The D.C. Council repealed term limits for the city's elected officials yesterday, rejecting the restrictions that 62 percent of District voters approved in a 1994 referendum.
It marked the first time that an elected body has overturned a term-limits initiative without the consent of voters, said Paul Jacob, national director of U.S. Term Limits, an organization that supports term-limit laws at the national, state and local levels.
Nine of the council's 13 members -- a veto-proof majority -- voted to abolish term limits for the mayor, the council and the four elected members of the D.C. Board of Education. They argued that the 1994 measure was on shaky constitutional ground and interfered with the right of D.C. residents to choose their leaders.
That argument rang hollow with term-limit proponents, who said the council's action was a self-serving attempt by lawmakers to preserve their own jobs. It was particularly hypocritical, some contended, in a city whose leaders constantly ask Congress to stay out of local affairs and honor the wishes of District residents to govern themselves.
"If you're in a city struggling to get representation in the first place, that's a terrible signal to say that your own local officials don't respect their own citizens," Jacob said. "It's a very unusual step for an elective body to throw out a vote of the people."
Not so unusual in the District, however. Since 1990, the D.C. Council has scrapped campaign finance limits, minimum mandatory sentences for drug dealers and the right of the homeless to shelter on demand -- each of which had been approved at the polls by voters.
Term limits were scheduled to take effect in 2004, limiting elected officials to two consecutive four-year terms. But in January, council member Jack Evans (D-Ward 2) introduced the bill to repeal the voter initiative.
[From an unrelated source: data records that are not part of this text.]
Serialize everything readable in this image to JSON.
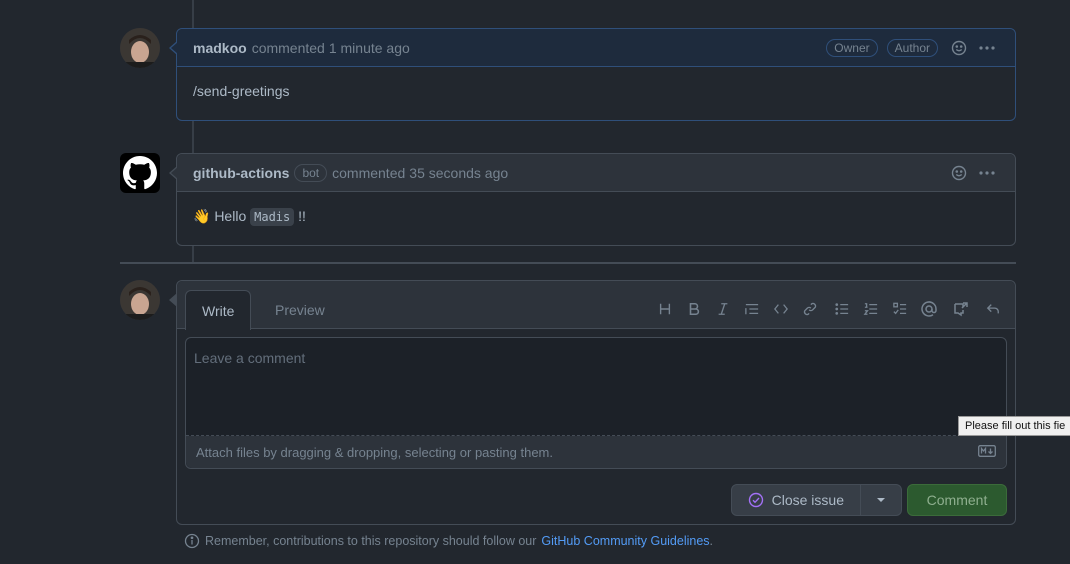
{
  "comments": [
    {
      "author": "madkoo",
      "action": "commented",
      "time": "1 minute ago",
      "labels": [
        "Owner",
        "Author"
      ],
      "body": "/send-greetings"
    },
    {
      "author": "github-actions",
      "badge": "bot",
      "action": "commented",
      "time": "35 seconds ago",
      "body_prefix": "👋 Hello",
      "body_code": "Madis",
      "body_suffix": "!!"
    }
  ],
  "editor": {
    "tabs": [
      "Write",
      "Preview"
    ],
    "placeholder": "Leave a comment",
    "attach_text": "Attach files by dragging & dropping, selecting or pasting them.",
    "toolbar": [
      "heading-icon",
      "bold-icon",
      "italic-icon",
      "quote-icon",
      "code-icon",
      "link-icon",
      "unordered-list-icon",
      "ordered-list-icon",
      "task-list-icon",
      "mention-icon",
      "reference-icon",
      "reply-icon"
    ]
  },
  "actions": {
    "close_label": "Close issue",
    "comment_label": "Comment"
  },
  "tooltip": "Please fill out this fie",
  "footer": {
    "text": "Remember, contributions to this repository should follow our",
    "link": "GitHub Community Guidelines",
    "suffix": "."
  },
  "colors": {
    "background": "#22272e",
    "link": "#539bf5",
    "comment_button": "#2c5a2f",
    "close_icon": "#a371f7"
  }
}
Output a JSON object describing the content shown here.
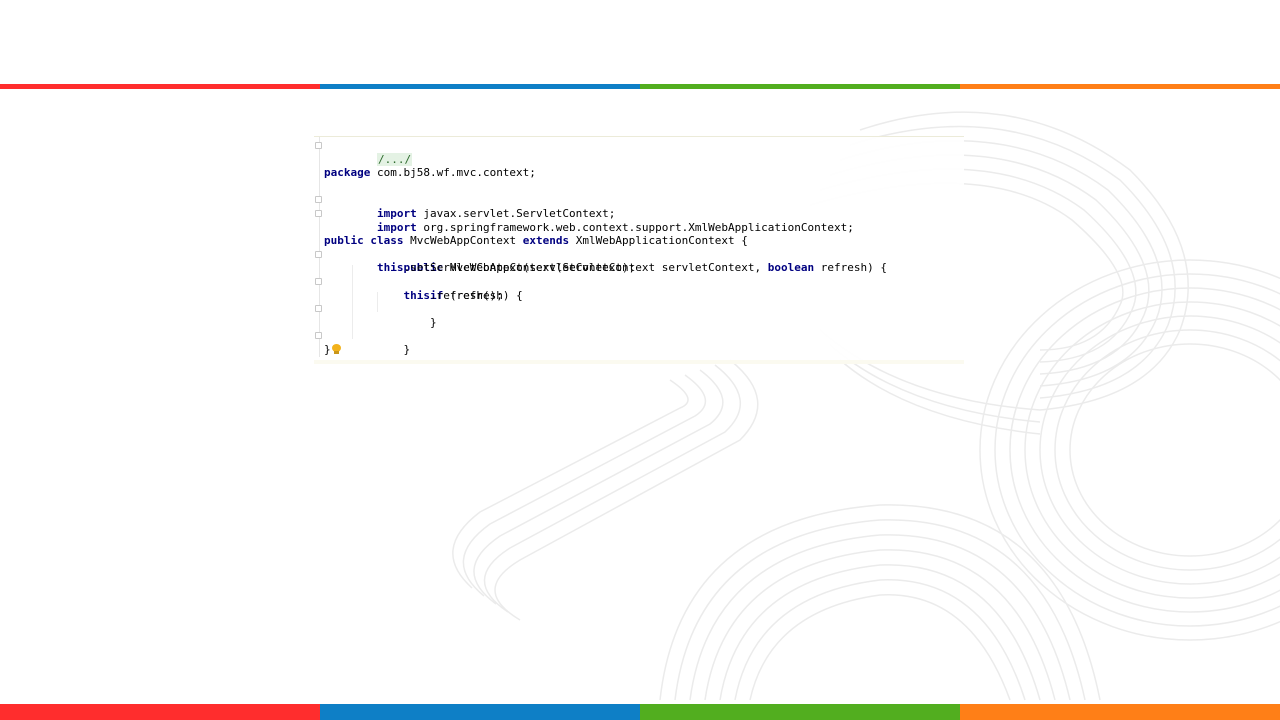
{
  "colors": {
    "stripe": [
      "#ff2d2d",
      "#0e7fc6",
      "#52ae1f",
      "#ff7f17"
    ],
    "keyword": "#000080",
    "folded_region_bg": "#e4f2e4",
    "background_art": "#e8e8e8"
  },
  "editor": {
    "folded_header": "/.../",
    "package_keyword": "package",
    "package_name": " com.bj58.wf.mvc.context;",
    "imports": [
      {
        "keyword": "import",
        "path": " javax.servlet.ServletContext;"
      },
      {
        "keyword": "import",
        "path": " org.springframework.web.context.support.XmlWebApplicationContext;"
      }
    ],
    "class_decl": {
      "public_kw": "public",
      "class_kw": "class",
      "name": " MvcWebAppContext ",
      "extends_kw": "extends",
      "super": " XmlWebApplicationContext {"
    },
    "ctor_decl": {
      "indent": "    ",
      "public_kw": "public",
      "signature": " MvcWebAppContext(ServletContext servletContext, ",
      "boolean_kw": "boolean",
      "rest": " refresh) {"
    },
    "stmt1": {
      "indent": "        ",
      "this_kw": "this",
      "rest": ".setServletContext(servletContext);"
    },
    "if_stmt": {
      "indent": "        ",
      "if_kw": "if",
      "rest": " (refresh) {"
    },
    "stmt2": {
      "indent": "            ",
      "this_kw": "this",
      "rest": ".refresh();"
    },
    "close_if": "        }",
    "close_ctor": "    }",
    "close_class": "}",
    "intention_icon": "lightbulb-icon"
  }
}
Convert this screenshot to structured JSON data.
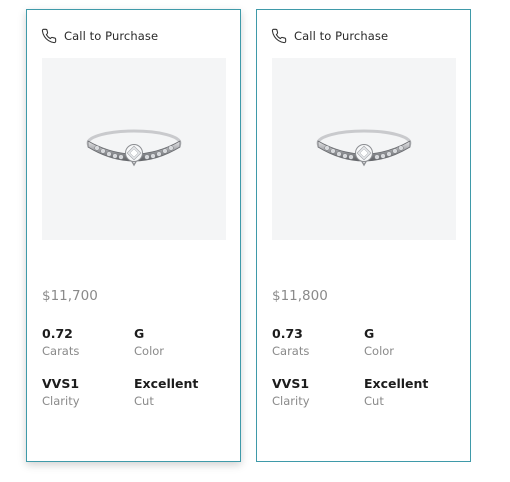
{
  "cards": [
    {
      "cta_label": "Call to Purchase",
      "phone_icon": "phone-icon",
      "image": "diamond-solitaire-ring-image",
      "price": "$11,700",
      "carats_value": "0.72",
      "carats_label": "Carats",
      "color_value": "G",
      "color_label": "Color",
      "clarity_value": "VVS1",
      "clarity_label": "Clarity",
      "cut_value": "Excellent",
      "cut_label": "Cut",
      "selected": true
    },
    {
      "cta_label": "Call to Purchase",
      "phone_icon": "phone-icon",
      "image": "diamond-solitaire-ring-image",
      "price": "$11,800",
      "carats_value": "0.73",
      "carats_label": "Carats",
      "color_value": "G",
      "color_label": "Color",
      "clarity_value": "VVS1",
      "clarity_label": "Clarity",
      "cut_value": "Excellent",
      "cut_label": "Cut",
      "selected": false
    }
  ],
  "colors": {
    "card_border": "#3f9aa9",
    "image_background": "#f4f5f6",
    "price_text": "#8a8a8a",
    "value_text": "#1c1c1c"
  }
}
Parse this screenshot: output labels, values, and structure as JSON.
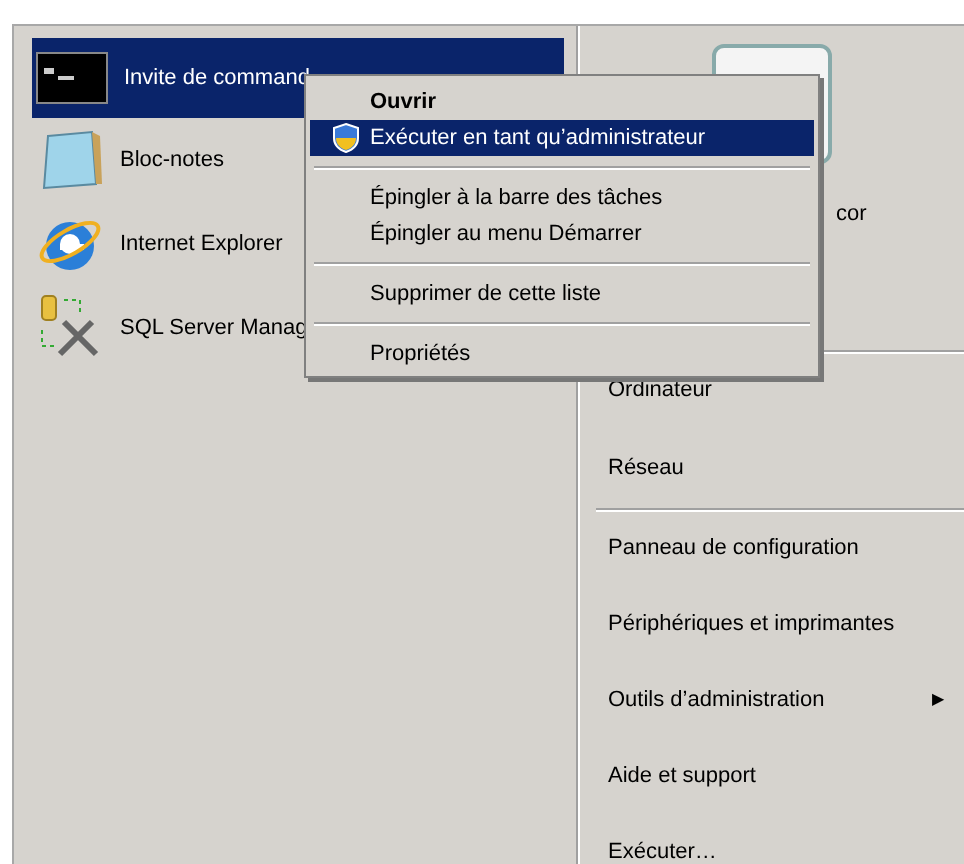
{
  "programs": [
    {
      "label": "Invite de command",
      "kind": "console",
      "selected": true
    },
    {
      "label": "Bloc-notes",
      "kind": "notepad",
      "selected": false
    },
    {
      "label": "Internet Explorer",
      "kind": "browser",
      "selected": false
    },
    {
      "label": "SQL Server Manag",
      "kind": "tools",
      "selected": false
    }
  ],
  "right_groups": [
    [
      {
        "label": "cor"
      }
    ],
    [
      {
        "label": "Ordinateur"
      },
      {
        "label": "Réseau"
      }
    ],
    [
      {
        "label": "Panneau de configuration"
      },
      {
        "label": "Périphériques et imprimantes"
      },
      {
        "label": "Outils d’administration",
        "submenu_arrow": "▶"
      },
      {
        "label": "Aide et support"
      },
      {
        "label": "Exécuter…"
      }
    ]
  ],
  "context_menu": [
    {
      "kind": "item",
      "label": "Ouvrir",
      "default": true,
      "selected": false
    },
    {
      "kind": "shield_item",
      "label": "Exécuter en tant qu’administrateur",
      "default": false,
      "selected": true
    },
    {
      "kind": "separator"
    },
    {
      "kind": "item",
      "label": "Épingler à la barre des tâches",
      "default": false,
      "selected": false
    },
    {
      "kind": "item",
      "label": "Épingler au menu Démarrer",
      "default": false,
      "selected": false
    },
    {
      "kind": "separator"
    },
    {
      "kind": "item",
      "label": "Supprimer de cette liste",
      "default": false,
      "selected": false
    },
    {
      "kind": "separator"
    },
    {
      "kind": "item",
      "label": "Propriétés",
      "default": false,
      "selected": false
    }
  ]
}
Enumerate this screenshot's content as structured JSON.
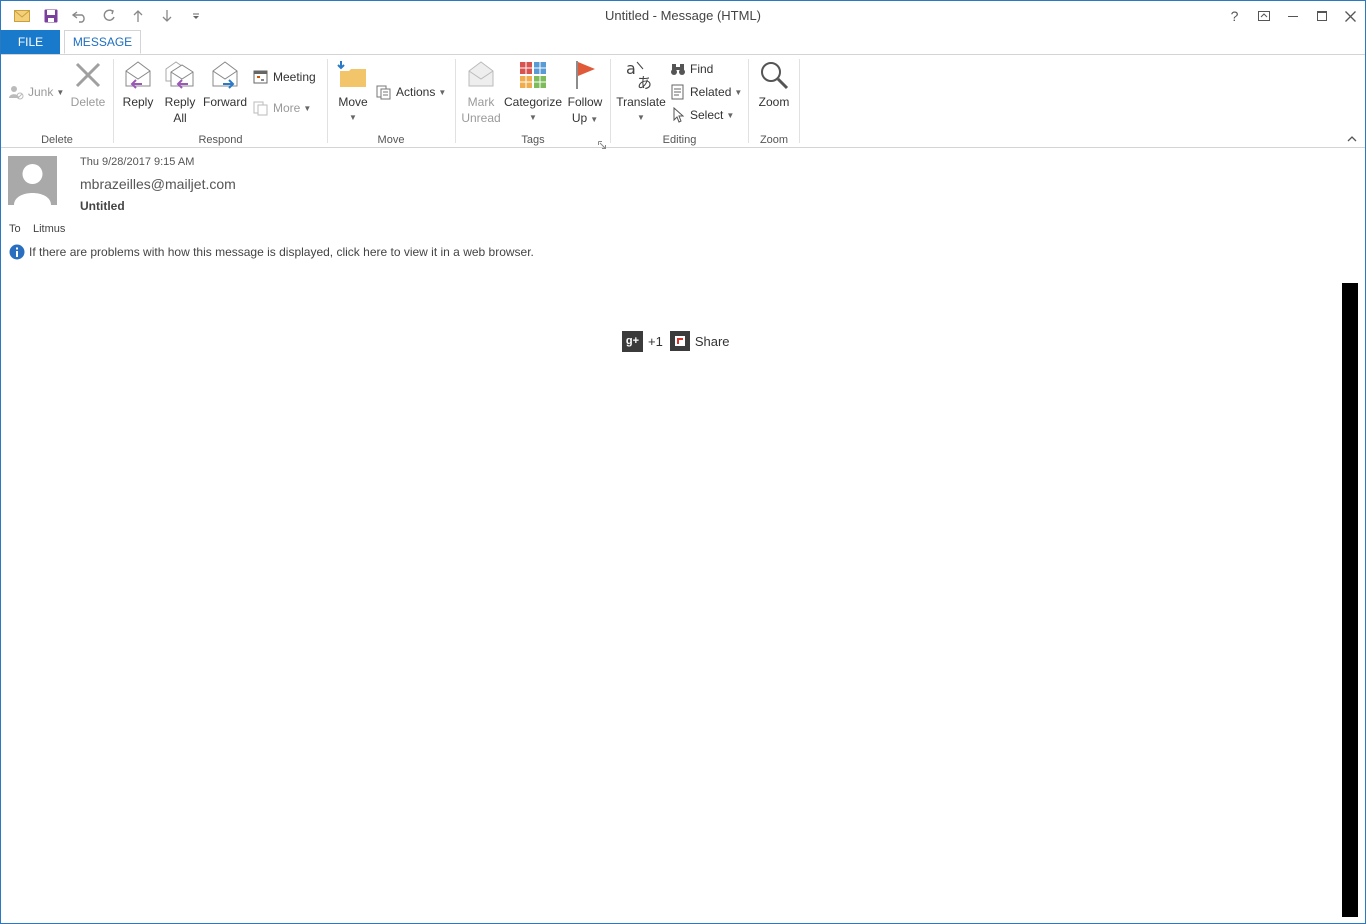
{
  "window": {
    "title": "Untitled - Message (HTML)",
    "help": "?"
  },
  "tabs": {
    "file": "FILE",
    "message": "MESSAGE"
  },
  "ribbon": {
    "delete_group": {
      "label": "Delete",
      "junk": "Junk",
      "delete": "Delete"
    },
    "respond_group": {
      "label": "Respond",
      "reply": "Reply",
      "reply_all_line1": "Reply",
      "reply_all_line2": "All",
      "forward": "Forward",
      "meeting": "Meeting",
      "more": "More"
    },
    "move_group": {
      "label": "Move",
      "move": "Move",
      "actions": "Actions"
    },
    "tags_group": {
      "label": "Tags",
      "mark_unread_line1": "Mark",
      "mark_unread_line2": "Unread",
      "categorize": "Categorize",
      "follow_up_line1": "Follow",
      "follow_up_line2": "Up"
    },
    "editing_group": {
      "label": "Editing",
      "translate": "Translate",
      "find": "Find",
      "related": "Related",
      "select": "Select"
    },
    "zoom_group": {
      "label": "Zoom",
      "zoom": "Zoom"
    }
  },
  "message": {
    "datetime": "Thu 9/28/2017 9:15 AM",
    "sender": "mbrazeilles@mailjet.com",
    "subject": "Untitled",
    "to_label": "To",
    "to_recipient": "Litmus",
    "info_text": "If there are problems with how this message is displayed, click here to view it in a web browser."
  },
  "body": {
    "gplus_icon_text": "g+",
    "plus_one": "+1",
    "share": "Share"
  },
  "colors": {
    "accent": "#1979ca",
    "border": "#2b79c2"
  }
}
Council Chairman Linda W. Cropp (D) defended the repeal, saying the ballot box already provides "a natural way for term limits to occur."
"If citizens don't want someone, they vote them out," Cropp said. "Over the past 10 years, our council has had a complete makeover" without term limits.
The measure now goes to D.C. Mayor Anthony A. Williams (D), who opposes term limits but is considering a veto. Williams argued unsuccessfully to have the mayor's office excluded from the repeal.
Each side in the debate has accused the other of being undemocratic. Supporters of the repeal argued that term limits unfairly constrain voters' options, while opponents pointed to the success of the voter initiative.
"A lot of people are going to express their disapproval of the council's action at the election booth," predicted Deairich R. Hunter, a lawyer and former council aide who led a lobbying effort to preserve term limits. "They've given their opponents a very good issue to run on."
Proponents of the repeal also have used legal arguments to make their case. Council member Vincent B. Orange Sr. (D-Ward 5) said the voter initiative was invalid because it effectively created new qualifications for elective office in the District, which amounted to a change in the 1973 Home Rule Charter. The charter can be changed only by Congress or by a council-initiated charter amendment, he said.
That interpretation was buttressed by an opinion from the council's general counsel. Orange yesterday also produced two older opinions from the D.C. corporation counsel's office to support his position: a 1989 letter arguing that imposing term limits on the mayor "exceeds the scope of the legislative authority granted the council" and a 1994 opinion that term limits amounted to amending the charter.
Voting against repeal were council members Sandy Allen (D-Ward 8), Kevin P. Chavous (D-Ward 7), Adrian M. Fenty (D-Ward 4) and Jim Graham (D-Ward 1).
Jacob said term limits have been under attack since a wave of jurisdictions approved them in the early 1990s. But he said that to his knowledge, the only cases in which term limits were overturned involved decisions by courts rather than lawmakers.
"From Day One," he said, "this has been a battle between what the people want and what the servants want."